El pensamiento crítico ante las automatizaciones

Del miedo a ser reemplazados por las máquinas a la confianza ciega en los resultados automáticos. La tendencia a dejar de pensar.

Hace ya unos meses que venimos desarrollando este tema tan interesante. Primero, analizamos el valor del pensamiento crítico a la Argentina, que nos obliga a reflexionar y a tomar decisiones a toda velocidad, en un ambiente de negocios cambiante y siempre turbulento. Y ahora, con el mismo criterio, nos preocupa la toma de decisiones en los nuevos ambientes sistematizados.

Parecería que, en cierto sentido, tanto el caos como el orden son razones suficientes para dejar de pensar.
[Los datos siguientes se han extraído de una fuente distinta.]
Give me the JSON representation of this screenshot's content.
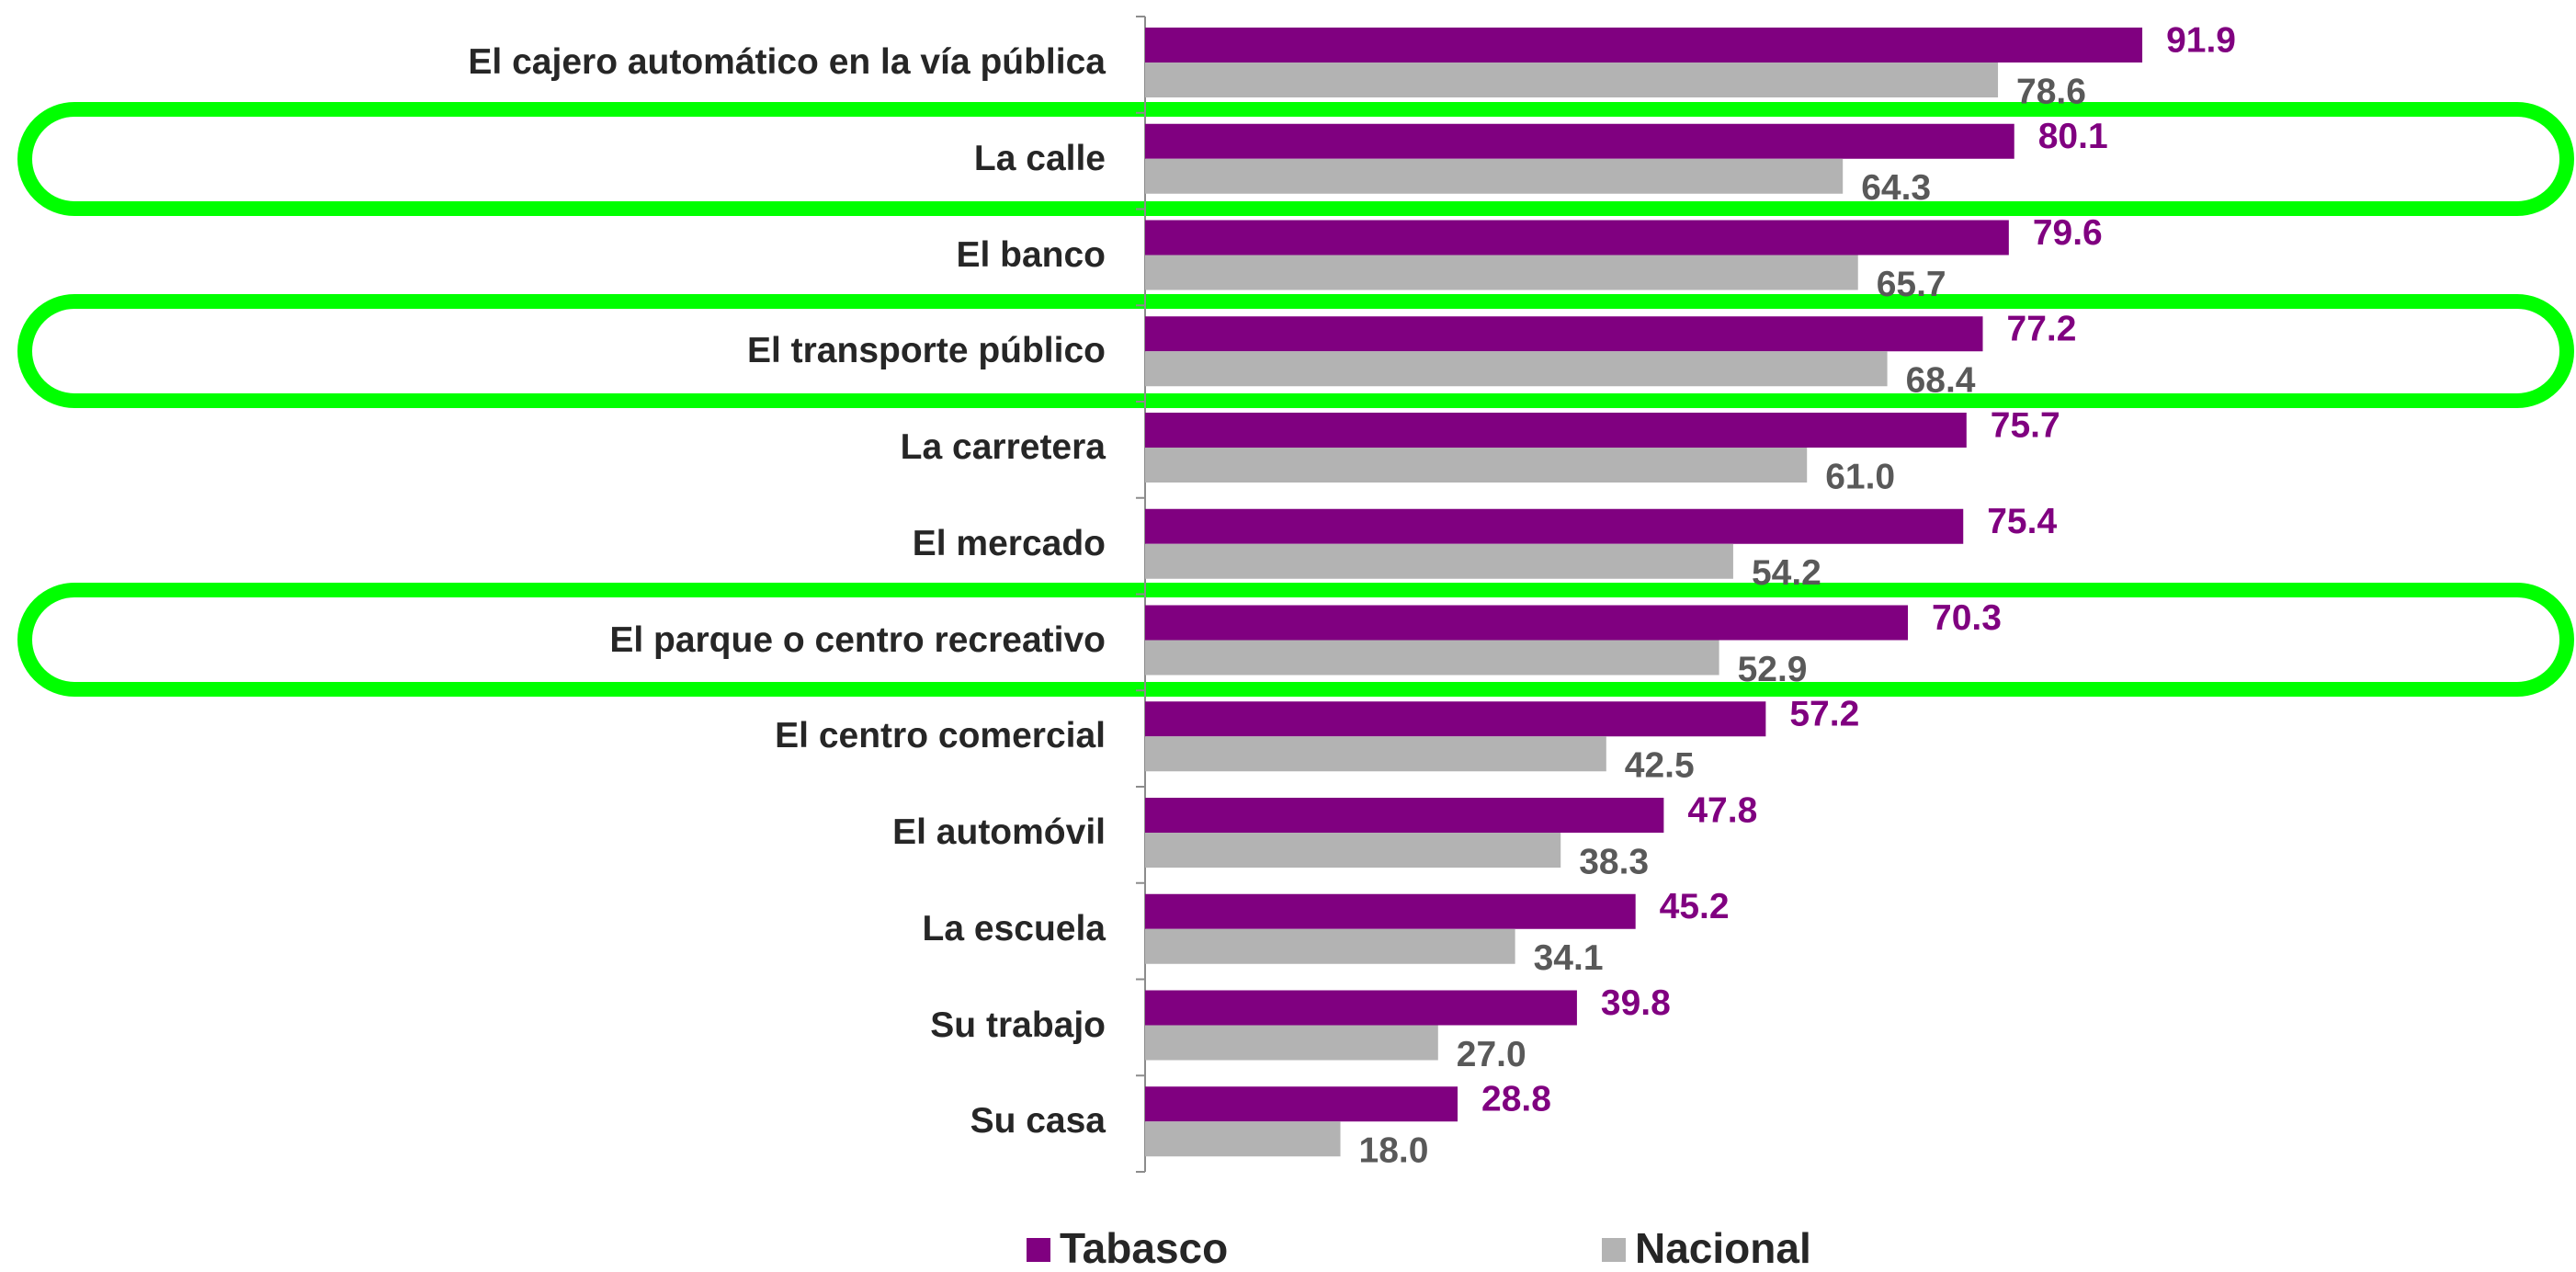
{
  "chart_data": {
    "type": "bar",
    "orientation": "horizontal",
    "categories": [
      "El cajero automático en la vía pública",
      "La calle",
      "El banco",
      "El transporte público",
      "La carretera",
      "El mercado",
      "El parque o centro recreativo",
      "El centro comercial",
      "El automóvil",
      "La escuela",
      "Su trabajo",
      "Su casa"
    ],
    "series": [
      {
        "name": "Tabasco",
        "color": "#800080",
        "values": [
          91.9,
          80.1,
          79.6,
          77.2,
          75.7,
          75.4,
          70.3,
          57.2,
          47.8,
          45.2,
          39.8,
          28.8
        ],
        "value_labels": [
          "91.9",
          "80.1",
          "79.6",
          "77.2",
          "75.7",
          "75.4",
          "70.3",
          "57.2",
          "47.8",
          "45.2",
          "39.8",
          "28.8"
        ]
      },
      {
        "name": "Nacional",
        "color": "#b3b3b3",
        "values": [
          78.6,
          64.3,
          65.7,
          68.4,
          61.0,
          54.2,
          52.9,
          42.5,
          38.3,
          34.1,
          27.0,
          18.0
        ],
        "value_labels": [
          "78.6",
          "64.3",
          "65.7",
          "68.4",
          "61.0",
          "54.2",
          "52.9",
          "42.5",
          "38.3",
          "34.1",
          "27.0",
          "18.0"
        ]
      }
    ],
    "xlim": [
      0,
      100
    ],
    "legend": "bottom"
  }
}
El caos abruma. El orden, relaja.

Y en la búsqueda del orden y la eficiencia, la automatización de procesos está transformando la forma en que las empresas trabajan. ¿Pero qué sucede, mientras tanto, con las personas? Lo que en un principio generaba temor por el posible reemplazo de tareas humanas, hoy genera otro tipo de riesgo: la pérdida del pensamiento crítico. En muchos equipos, se ha instalado la idea de que todo lo que surge de un sistema es “la verdad absoluta”. Las personas dejan de cuestionar, de analizar, y terminan normalizando errores simplemente porque provienen de procesos automáticos.

Esta tendencia, cada vez más visible, debilita la capacidad de análisis y el sentido de responsabilidad individual. Si el sistema lo dice, se asume correcto. Pero la automatización no reemplaza el juicio profesional: al contrario, lo vuelve cada vez más necesario. Por eso, el desafío actual no es resistir la automatización, sino aprender a convivir con ella sin perder la capacidad de pensar.

Las empresas deben trabajar para fortalecer en sus equipos el pensamiento divergente, el análisis de segundo y tercer grado, y la reflexión crítica frente a los resultados que arrojan las herramientas automáticas. El área de Recursos Humanos juega un papel clave: promover programas de capacitación que integren habilidades técnicas con habilidades blandas, fomentando la curiosidad, la duda razonable y la capacidad de interpretar más allá del dato. Y también, por qué no, la posibilidad de cuestionar la forma en que se automatiza, sobre todo cuando los resultados que se obtienen no cumplen con los objetivos buscados de rapidez, precisión y eficiencia.

El profesional del futuro —y ya, del presente— es aquel que domina la tecnología, pero que no delega su criterio en ella. Cultivar la mirada analítica, la escucha atenta y el pensamiento crítico son la mejor manera de asegurar que la automatización sea un aliado del progreso y no una excusa para dejar de pensar.

No perdamos la capacidad de pensar y de ser críticos de la realidad.